Em novembro de 1992, foi elaborada pela Subcomissão a primeira proposta formal de criação do PAM-CE. Sua implantação, entretanto, somente ocorreu um ano mais tarde, em 11 de novembro de 1993, sendo signatárias do termo de adesão as seguintes empresas: BRASPOL (atual POLIBRASIL), COPAGAZ, Transpetro/PETROBRAS, ESSO, MINASGÁS, NITRIFLEX, NORTEGÁS BUTANO (atual NACIONAL BUTANO), PETROFLEX, REDUC/PETROBRAS, TEXACO e SUPERGASBRAS. Além das empresas, participam também do PAM-CE, desde a sua fundação, o 14o Grupamento de Bombeiros Militar do Estado do Rio de Janeiro (14o GBM – Duque de Caxias) e a Coordenação de Defesa Civil do Município de Duque de Caxias. Atualmente, fazem parte também do PAM-CE as empresas IPIRANGA, PETROBRAS DISTRIBUIDORA e SHELL.

O Funcionamento do PAM-CE

O funcionamento do PAM-CE é regido por um estatuto, assinado por representantes legais das empresas, e por um procedimento operacional padrão. Sua coordenação é efetuada por um coordenador com o auxílio de um secretário, ambos representantes das empresas participantes, eleitos para uma gestão anual. Reuniões ordinárias mensais são realizadas com o objetivo de discutir questões operacionais específicas e manter a integração entre as empresas e outros órgãos participantes. Além destas, são realizadas também reuniões extraordinárias sempre que necessário.

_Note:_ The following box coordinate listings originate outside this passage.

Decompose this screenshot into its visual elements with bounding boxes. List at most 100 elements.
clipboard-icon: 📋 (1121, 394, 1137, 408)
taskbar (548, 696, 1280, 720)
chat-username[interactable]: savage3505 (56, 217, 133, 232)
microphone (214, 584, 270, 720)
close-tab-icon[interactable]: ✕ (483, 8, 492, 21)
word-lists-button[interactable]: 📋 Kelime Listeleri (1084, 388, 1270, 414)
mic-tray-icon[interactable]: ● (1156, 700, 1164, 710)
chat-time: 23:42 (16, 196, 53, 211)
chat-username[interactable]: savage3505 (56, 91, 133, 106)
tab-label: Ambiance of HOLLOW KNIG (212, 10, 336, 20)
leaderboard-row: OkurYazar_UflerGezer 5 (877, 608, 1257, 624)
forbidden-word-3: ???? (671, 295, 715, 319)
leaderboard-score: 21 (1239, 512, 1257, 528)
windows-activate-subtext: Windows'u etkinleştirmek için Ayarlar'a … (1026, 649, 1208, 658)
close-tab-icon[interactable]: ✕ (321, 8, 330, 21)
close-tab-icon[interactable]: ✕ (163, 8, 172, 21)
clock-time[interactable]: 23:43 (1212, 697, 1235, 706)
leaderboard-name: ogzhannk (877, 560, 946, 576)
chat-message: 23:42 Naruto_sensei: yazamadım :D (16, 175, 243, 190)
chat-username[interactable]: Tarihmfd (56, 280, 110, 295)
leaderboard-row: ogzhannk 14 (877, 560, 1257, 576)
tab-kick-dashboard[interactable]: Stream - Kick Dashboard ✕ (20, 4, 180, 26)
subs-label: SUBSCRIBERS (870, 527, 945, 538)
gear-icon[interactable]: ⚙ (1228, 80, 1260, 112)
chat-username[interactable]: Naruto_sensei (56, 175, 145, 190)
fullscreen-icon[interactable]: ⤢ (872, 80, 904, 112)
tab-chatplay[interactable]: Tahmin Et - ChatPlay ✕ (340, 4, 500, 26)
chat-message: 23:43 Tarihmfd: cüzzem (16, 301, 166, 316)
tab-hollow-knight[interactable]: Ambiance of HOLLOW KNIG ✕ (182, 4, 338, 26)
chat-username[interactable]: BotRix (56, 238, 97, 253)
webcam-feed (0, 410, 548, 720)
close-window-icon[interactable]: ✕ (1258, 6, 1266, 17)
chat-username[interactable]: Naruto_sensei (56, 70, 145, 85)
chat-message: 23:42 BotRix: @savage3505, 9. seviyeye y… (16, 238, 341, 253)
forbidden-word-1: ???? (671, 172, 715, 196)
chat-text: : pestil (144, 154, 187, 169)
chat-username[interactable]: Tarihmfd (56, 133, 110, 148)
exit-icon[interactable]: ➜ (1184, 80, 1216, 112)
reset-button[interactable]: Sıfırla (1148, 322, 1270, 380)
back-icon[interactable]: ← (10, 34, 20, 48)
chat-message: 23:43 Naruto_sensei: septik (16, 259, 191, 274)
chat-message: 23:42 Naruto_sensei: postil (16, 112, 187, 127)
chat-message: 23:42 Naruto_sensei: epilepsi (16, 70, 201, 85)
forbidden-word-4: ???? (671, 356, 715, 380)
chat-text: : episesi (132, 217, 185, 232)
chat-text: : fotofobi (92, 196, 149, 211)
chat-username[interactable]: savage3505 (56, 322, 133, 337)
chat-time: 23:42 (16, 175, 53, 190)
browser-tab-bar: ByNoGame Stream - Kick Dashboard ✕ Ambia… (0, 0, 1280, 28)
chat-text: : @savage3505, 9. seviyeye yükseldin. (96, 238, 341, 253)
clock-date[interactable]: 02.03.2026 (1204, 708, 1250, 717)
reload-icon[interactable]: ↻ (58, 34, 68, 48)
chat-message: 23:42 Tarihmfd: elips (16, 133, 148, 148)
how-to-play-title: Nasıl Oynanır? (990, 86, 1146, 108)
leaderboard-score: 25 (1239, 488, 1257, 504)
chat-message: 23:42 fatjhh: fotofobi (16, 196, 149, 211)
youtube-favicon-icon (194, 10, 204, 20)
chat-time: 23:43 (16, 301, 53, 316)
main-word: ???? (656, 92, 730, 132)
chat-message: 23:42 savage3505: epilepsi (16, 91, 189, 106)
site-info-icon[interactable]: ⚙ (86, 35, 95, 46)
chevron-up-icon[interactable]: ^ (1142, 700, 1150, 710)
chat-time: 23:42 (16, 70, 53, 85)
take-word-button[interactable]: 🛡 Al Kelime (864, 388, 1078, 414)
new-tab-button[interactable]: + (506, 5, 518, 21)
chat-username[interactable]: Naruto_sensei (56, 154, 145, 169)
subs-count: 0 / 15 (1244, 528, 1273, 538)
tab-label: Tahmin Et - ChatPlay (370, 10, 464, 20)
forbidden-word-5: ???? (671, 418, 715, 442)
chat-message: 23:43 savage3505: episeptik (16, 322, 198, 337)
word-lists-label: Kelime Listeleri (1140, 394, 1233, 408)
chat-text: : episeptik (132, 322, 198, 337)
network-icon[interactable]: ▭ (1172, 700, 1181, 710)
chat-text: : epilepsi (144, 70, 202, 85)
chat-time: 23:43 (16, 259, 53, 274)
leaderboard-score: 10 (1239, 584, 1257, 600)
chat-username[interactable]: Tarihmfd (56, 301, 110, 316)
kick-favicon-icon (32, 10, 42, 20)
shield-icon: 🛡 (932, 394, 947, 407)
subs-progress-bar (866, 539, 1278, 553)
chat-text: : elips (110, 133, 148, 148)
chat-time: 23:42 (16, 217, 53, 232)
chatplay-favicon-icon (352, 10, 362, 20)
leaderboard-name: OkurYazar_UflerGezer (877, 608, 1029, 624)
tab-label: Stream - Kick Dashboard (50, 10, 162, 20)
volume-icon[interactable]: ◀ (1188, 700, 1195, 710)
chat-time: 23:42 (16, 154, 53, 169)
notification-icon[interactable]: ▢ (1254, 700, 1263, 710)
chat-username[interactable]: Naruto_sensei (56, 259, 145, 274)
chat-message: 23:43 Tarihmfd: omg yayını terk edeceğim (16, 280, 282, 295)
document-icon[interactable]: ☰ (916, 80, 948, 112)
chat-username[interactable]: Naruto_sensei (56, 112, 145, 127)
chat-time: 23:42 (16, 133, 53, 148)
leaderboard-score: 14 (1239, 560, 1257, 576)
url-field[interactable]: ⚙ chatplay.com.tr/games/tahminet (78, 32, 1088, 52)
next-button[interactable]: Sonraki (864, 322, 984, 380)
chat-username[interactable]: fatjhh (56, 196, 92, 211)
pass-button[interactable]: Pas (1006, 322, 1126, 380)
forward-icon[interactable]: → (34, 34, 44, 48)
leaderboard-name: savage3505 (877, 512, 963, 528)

No procedimento operacional no PAM-CE estão descritos:

  • As principais rotinas a serem seguidas tanto durante emergências reais quanto na realização de exercícios simulados de emergência;
  • O sistema e a rotina de comunicações para emergências, exercícios e testes;
  • Os recursos mínimos colocados pelas empresas à disposição dos participantes.

Exercícios Simulados de Emergência

Visando ao constante aperfeiçoamento das ações de resposta a emergências agravadas no âmbito do PAM-CE, são realizados exercícios simulados mensais que buscam, na medida do possível, reproduzir as condições de uma emergência real. Os exercícios simulados são realizados segundo uma programação anual e têm como base cenários internos de emergência das empresas com possibilidade de desdobramentos além da sua capacidade de controle com os recursos próprios.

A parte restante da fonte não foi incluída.